AC Mezzocorona
- Full name: Associazione Calcio Mezzocorona
- Founded: 1951 1967 (refounded)
- Ground: Stadio Comunale, Mezzocorona, Italy
- Capacity: 1,500
- Manager: Flavio Toccoli
- League: Promozione Trentino A
- 2019–20: Promozione Trentino A, 12th
| Home colours | Away colours |

= AC Mezzocorona =

Italian football club

A.C. Mezzocorona is an Italian association football club located in Mezzocorona, Trentino. Currently it plays in Promozione.

==History==
Founded in 1951 and refounded in 1967, Mezzocorona played in the amateur ties of Italian football until 2007, after finishing first in the Girone C during the Serie D 2006-07, thus winning promotion for the first time ever to Serie C2, the fourth tier of Italian football. As one of the nine promoted teams from Serie D, Mezzocorona also participated in the Scudetto Dilettanti tournament but was eliminated in the group stage.

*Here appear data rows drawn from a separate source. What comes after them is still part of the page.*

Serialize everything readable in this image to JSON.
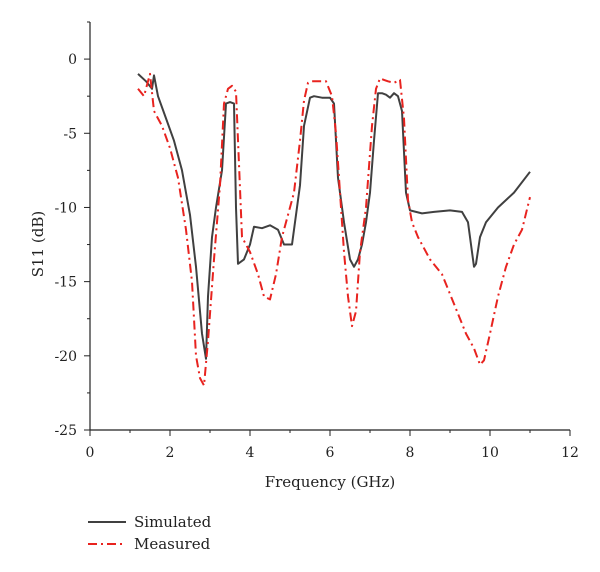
{
  "chart_data": {
    "type": "line",
    "xlabel": "Frequency (GHz)",
    "ylabel": "S11 (dB)",
    "xlim": [
      0,
      12
    ],
    "ylim": [
      -25,
      2.5
    ],
    "xticks": [
      "0",
      "2",
      "4",
      "6",
      "8",
      "10",
      "12"
    ],
    "yticks": [
      "0",
      "-5",
      "-10",
      "-15",
      "-20",
      "-25"
    ],
    "grid": false,
    "legend_position": "bottom-left",
    "series": [
      {
        "name": "Simulated",
        "color": "#404040",
        "style": "solid",
        "x": [
          1.2,
          1.4,
          1.55,
          1.6,
          1.7,
          1.9,
          2.1,
          2.3,
          2.5,
          2.65,
          2.8,
          2.9,
          2.95,
          3.05,
          3.15,
          3.3,
          3.4,
          3.5,
          3.6,
          3.65,
          3.7,
          3.85,
          4.0,
          4.1,
          4.3,
          4.5,
          4.7,
          4.85,
          4.95,
          5.05,
          5.15,
          5.25,
          5.35,
          5.5,
          5.6,
          5.8,
          6.0,
          6.1,
          6.2,
          6.35,
          6.5,
          6.6,
          6.7,
          6.8,
          6.9,
          7.0,
          7.1,
          7.2,
          7.3,
          7.4,
          7.5,
          7.6,
          7.7,
          7.8,
          7.9,
          8.0,
          8.3,
          8.6,
          9.0,
          9.3,
          9.45,
          9.55,
          9.6,
          9.65,
          9.75,
          9.9,
          10.2,
          10.6,
          11.0
        ],
        "y": [
          -1,
          -1.5,
          -2,
          -1.1,
          -2.5,
          -4.0,
          -5.5,
          -7.5,
          -10.5,
          -14.0,
          -18.5,
          -20.2,
          -16.0,
          -12.0,
          -10.0,
          -7.5,
          -3.0,
          -2.9,
          -3.0,
          -10.0,
          -13.8,
          -13.5,
          -12.5,
          -11.3,
          -11.4,
          -11.2,
          -11.5,
          -12.5,
          -12.5,
          -12.5,
          -10.5,
          -8.5,
          -4.5,
          -2.6,
          -2.5,
          -2.6,
          -2.6,
          -3.0,
          -8.0,
          -11.0,
          -13.5,
          -14.0,
          -13.5,
          -12.5,
          -11.0,
          -9.0,
          -5.5,
          -2.3,
          -2.3,
          -2.4,
          -2.6,
          -2.3,
          -2.5,
          -3.5,
          -9.0,
          -10.2,
          -10.4,
          -10.3,
          -10.2,
          -10.3,
          -11.0,
          -13.0,
          -14.0,
          -13.8,
          -12.0,
          -11.0,
          -10.0,
          -9.0,
          -7.6
        ]
      },
      {
        "name": "Measured",
        "color": "#e8231f",
        "style": "dashdot",
        "x": [
          1.2,
          1.35,
          1.5,
          1.6,
          1.8,
          2.0,
          2.2,
          2.4,
          2.55,
          2.65,
          2.75,
          2.85,
          2.95,
          3.1,
          3.25,
          3.35,
          3.45,
          3.55,
          3.65,
          3.8,
          4.0,
          4.2,
          4.35,
          4.5,
          4.65,
          4.8,
          4.95,
          5.1,
          5.25,
          5.35,
          5.45,
          5.55,
          5.7,
          5.9,
          6.05,
          6.15,
          6.25,
          6.35,
          6.45,
          6.55,
          6.65,
          6.75,
          6.9,
          7.05,
          7.15,
          7.25,
          7.35,
          7.45,
          7.6,
          7.75,
          7.85,
          7.95,
          8.05,
          8.2,
          8.5,
          8.8,
          9.1,
          9.4,
          9.6,
          9.75,
          9.85,
          10.0,
          10.2,
          10.4,
          10.6,
          10.8,
          11.0
        ],
        "y": [
          -2,
          -2.5,
          -1.0,
          -3.5,
          -4.5,
          -6.0,
          -8.0,
          -11.5,
          -15.0,
          -20.0,
          -21.5,
          -22.0,
          -19.0,
          -13.5,
          -8.5,
          -3.0,
          -2.0,
          -1.8,
          -2.2,
          -12.0,
          -13.0,
          -14.5,
          -16.0,
          -16.2,
          -14.5,
          -12.0,
          -10.5,
          -9.0,
          -5.5,
          -2.8,
          -1.6,
          -1.5,
          -1.5,
          -1.5,
          -2.5,
          -5.0,
          -9.0,
          -13.0,
          -16.0,
          -18.0,
          -17.0,
          -13.0,
          -10.0,
          -4.5,
          -2.0,
          -1.3,
          -1.4,
          -1.5,
          -1.6,
          -1.4,
          -4.0,
          -9.5,
          -11.0,
          -12.0,
          -13.5,
          -14.5,
          -16.5,
          -18.5,
          -19.5,
          -20.6,
          -20.3,
          -18.5,
          -16.0,
          -14.0,
          -12.5,
          -11.5,
          -9.3
        ]
      }
    ]
  }
}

===Lega Pro Seconda Divisione===
In the Serie C2 2007-08 regular season, Mezzocorona finished a surprising fifth in Girone A, and qualified for the promotional playoffs. The team upset second-placed Carpenedolo in the semi-finals, winning 2–1 on aggregate. In the finals, the team lost to fourth-placed Lumezzane due to the fact it was the lower classified team after the pair ended in a 0–0 aggregate tie, thus remaining in the, now called, Lega Pro Seconda Divisione.

After four consecutive season in the Lega Pro Seconda Divisione, including one in former Serie C2, Mezzocorona was relegated to Serie D at the end of the 2010–11 Lega Pro Seconda Divisione season.

The club was disbanded in 2017, then resuming activities from the minor amateur leagues.

==Colors and badge==
Its official colours are green and yellow.